Input text: {text}`,
schema: z.object({}),
tags: { type: "eval-set", value: "real-contracts-sample" },
});
That is how we define prompts, and by using the renderPrompt we can override the prompt with the prompt override coming from the prompt optimizer, while making it possible to replace values that change in every request.
What This Enables
Here’s example of prompt optimization output: I created an variable extraction LLM pipeline, where agent was given simple prompt to find variables from text documents. In the code, I created custom metric for f1 score for found variables, that my optimizer optimized. The baseline prompt vs. the optimizes prompt is shown below. The improvement was from the baseline score 0.4295 to 0.7081! Over 60% improvement to the baseline!

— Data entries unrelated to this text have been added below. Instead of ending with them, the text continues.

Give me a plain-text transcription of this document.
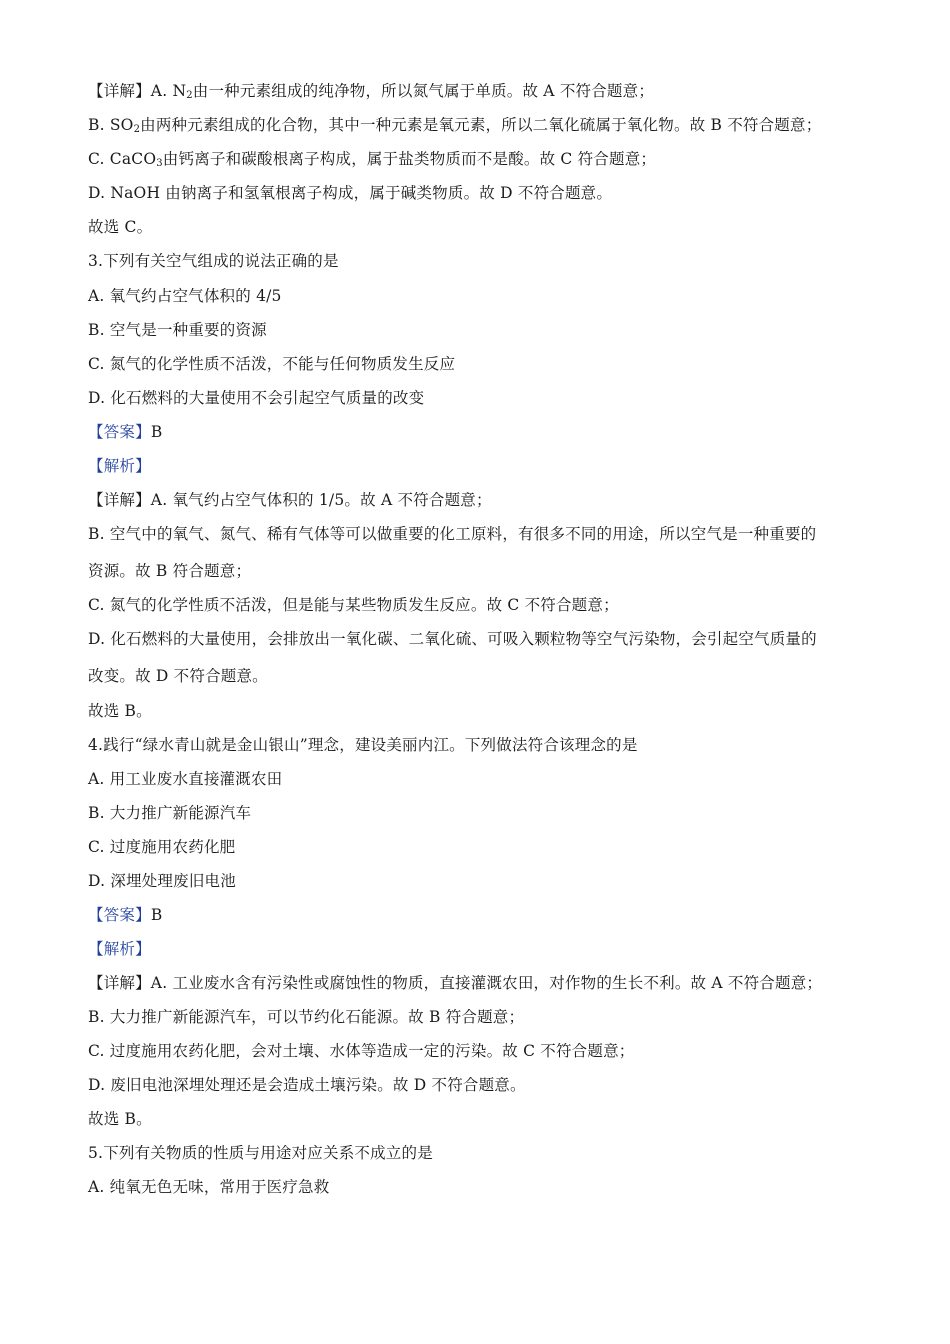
【详解】A. $N_2$由一种元素组成的纯净物，所以氮气属于单质。故 A 不符合题意；
B. $SO_2$由两种元素组成的化合物，其中一种元素是氧元素，所以二氧化硫属于氧化物。故 B 不符合题意；
C. CaCO$_3$由钙离子和碳酸根离子构成，属于盐类物质而不是酸。故 C 符合题意；
D. NaOH 由钠离子和氢氧根离子构成，属于碱类物质。故 D 不符合题意。
故选 C。
3.下列有关空气组成的说法正确的是
A. 氧气约占空气体积的 4/5
B. 空气是一种重要的资源
C. 氮气的化学性质不活泼，不能与任何物质发生反应
D. 化石燃料的大量使用不会引起空气质量的改变
【答案】B
【解析】
【详解】A. 氧气约占空气体积的 1/5。故 A 不符合题意；
B. 空气中的氧气、氮气、稀有气体等可以做重要的化工原料，有很多不同的用途，所以空气是一种重要的
资源。故 B 符合题意；
C. 氮气的化学性质不活泼，但是能与某些物质发生反应。故 C 不符合题意；
D. 化石燃料的大量使用，会排放出一氧化碳、二氧化硫、可吸入颗粒物等空气污染物，会引起空气质量的
改变。故 D 不符合题意。
故选 B。
4.践行“绿水青山就是金山银山”理念，建设美丽内江。下列做法符合该理念的是
A. 用工业废水直接灌溉农田
B. 大力推广新能源汽车
C. 过度施用农药化肥
D. 深埋处理废旧电池
【答案】B
【解析】
【详解】A. 工业废水含有污染性或腐蚀性的物质，直接灌溉农田，对作物的生长不利。故 A 不符合题意；
B. 大力推广新能源汽车，可以节约化石能源。故 B 符合题意；
C. 过度施用农药化肥，会对土壤、水体等造成一定的污染。故 C 不符合题意；
D. 废旧电池深埋处理还是会造成土壤污染。故 D 不符合题意。
故选 B。
5.下列有关物质的性质与用途对应关系不成立的是
A. 纯氧无色无味，常用于医疗急救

Moving the prompt optimization from the frameworks inside to runtime, prompt optimization stops being an isolated experiment that needs large amount of configuration .
I think the improvement and the speedup to run the optimization is huge! Variants execute in the real application thus the actual datasets also can be generated from the traces, optimization can run continuoysly and there’s no need for separate evaluation environments.

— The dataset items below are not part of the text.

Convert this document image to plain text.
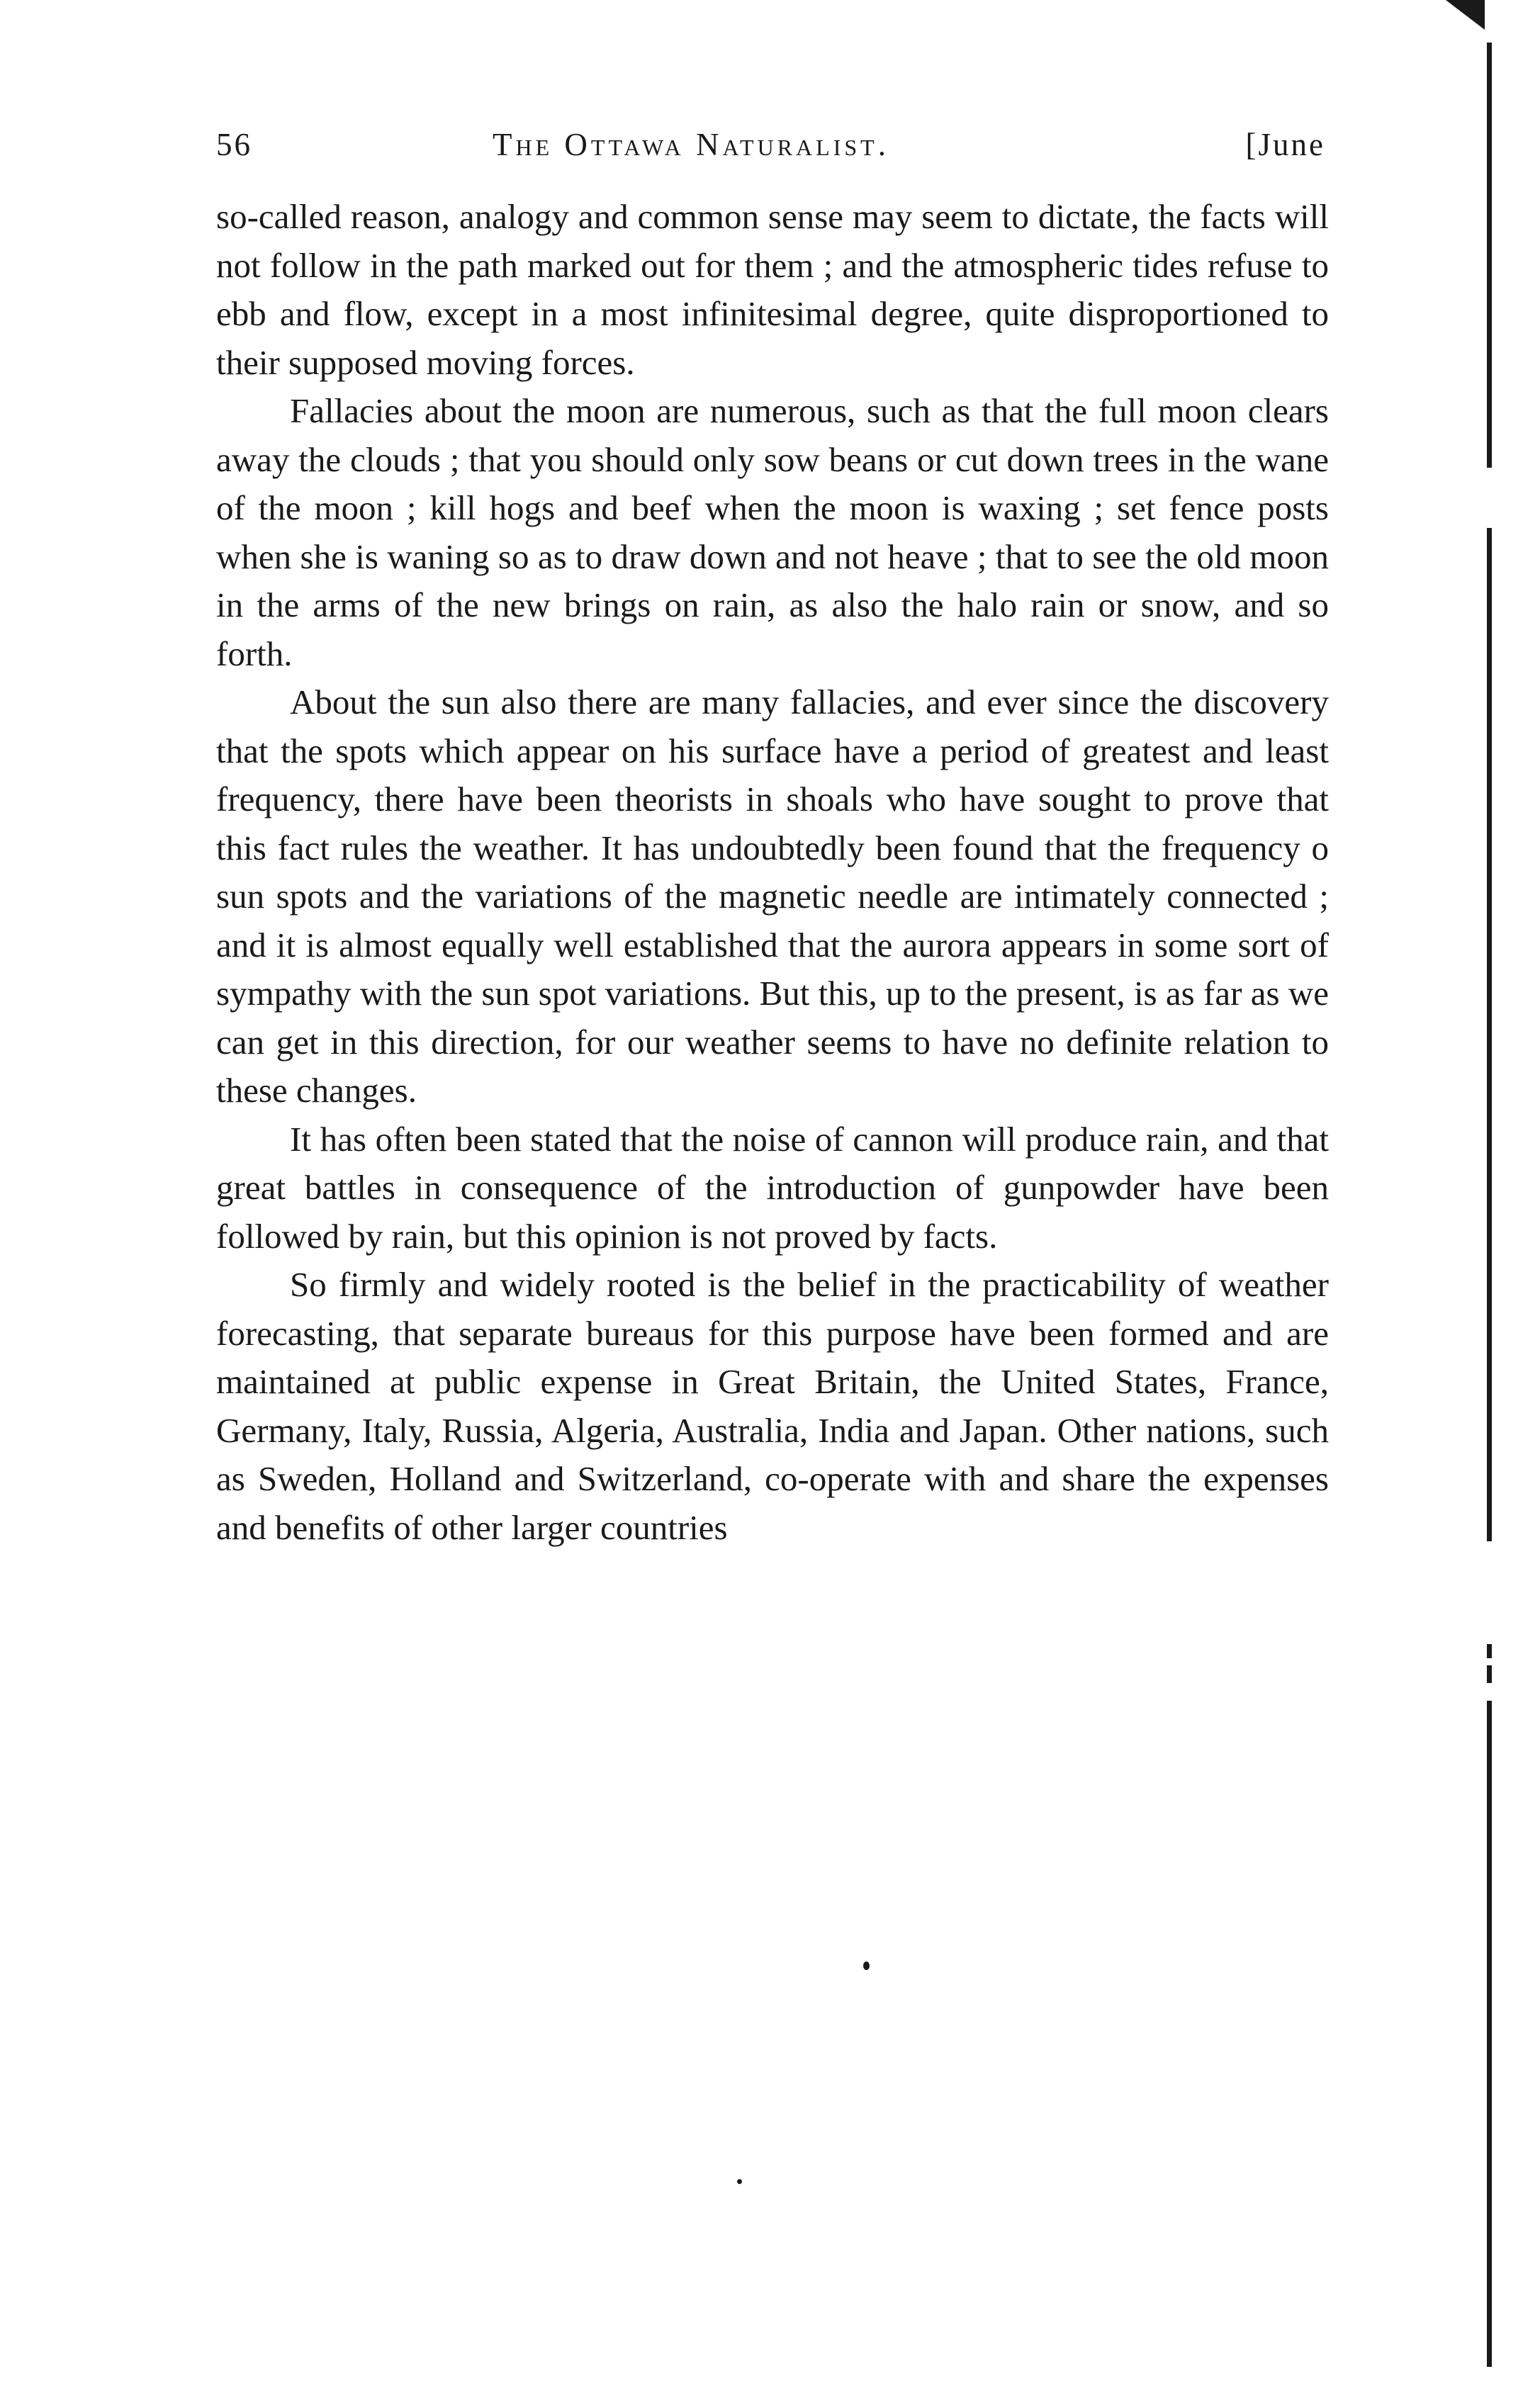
56	The Ottawa Naturalist.	[June

so-called reason, analogy and common sense may seem to dictate, the facts will not follow in the path marked out for them ; and the atmospheric tides refuse to ebb and flow, except in a most infinitesimal degree, quite disproportioned to their supposed moving forces.

Fallacies about the moon are numerous, such as that the full moon clears away the clouds ; that you should only sow beans or cut down trees in the wane of the moon ; kill hogs and beef when the moon is waxing ; set fence posts when she is waning so as to draw down and not heave ; that to see the old moon in the arms of the new brings on rain, as also the halo rain or snow, and so forth.

About the sun also there are many fallacies, and ever since the discovery that the spots which appear on his surface have a period of greatest and least frequency, there have been theorists in shoals who have sought to prove that this fact rules the weather. It has undoubtedly been found that the frequency o sun spots and the variations of the magnetic needle are intimately connected ; and it is almost equally well established that the aurora appears in some sort of sympathy with the sun spot variations. But this, up to the present, is as far as we can get in this direction, for our weather seems to have no definite relation to these changes.

It has often been stated that the noise of cannon will produce rain, and that great battles in consequence of the introduction of gunpowder have been followed by rain, but this opinion is not proved by facts.

So firmly and widely rooted is the belief in the practicability of weather forecasting, that separate bureaus for this purpose have been formed and are maintained at public expense in Great Britain, the United States, France, Germany, Italy, Russia, Algeria, Australia, India and Japan. Other nations, such as Sweden, Holland and Switzerland, co-operate with and share the expenses and benefits of other larger countries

There is no framework lock-ins, I just need to implement SDK client that works for diffferent AI providers (for this project, I just created one for openrouter and openai). But apart from that, user just needs to wrap their prompts in the prompt override template, and create route where optimizer can call your system!
Also the traces becoming the dataset makes it so easy to test the system on real user inputs. Usually in prompt optimization we generate custom datasets (which can lso be done with my system!) that then used to optimize. But due to now prompt optimziation runnning in runtime, the actual traces can be added to the dataset with single click!
This also removes production drift. Prompt variants are evaluated under the same condition as real traffic, with same dependencies and orchestration layers. Doing code changes to the logic autoamtically then optimizes your new code.
Finally, optimization becomes modular, you are not forced to change your code to work with different optimization algorithms. What we only need is generate new prompt optimizer that generates new variants, the end user doesn’t need to care anythign about that. The optimizers become modular choices without users ever needing to alter their applciation for the prompt optimization, the prompt optimization alters it to the user’s system!
Prompt optimization moves from research workflow to the runtime infrastructure.
Some Personal Notes
Creating this project has taken some time, but has also made me really belief this approach won’t stop for here. I have enough personal experience on creating DSPy prompt optimization that I can now really see the vision of prompt optimization in your own system becoming at some point reality.
This project is just proof-in-concept that this is possible to do, but already alleviates the pain-points of prompt optimizatio.
What I have found very useful that I did not think before implementing was actually the datasets. Most of the time I had spent on prompt optimization was preparing data, finding good datasets etc. But now, this project made me realize that the data should come from the user.
Recently, GEPA has also introduced optimize_anything api that has some similar thoughts on optimization: you only need string and evalaute function to start optimizing!
This system is similar, you only need your prompts + metrics to start optimizing. You shouldn’t need anything else to optimize, e.g. how to generate the DSPy signatures, how to gather the data, how to define metrics. These should be made either frictionless or dont’t have them at all. I’ll keep working on this proejct, there’s still so much to explore.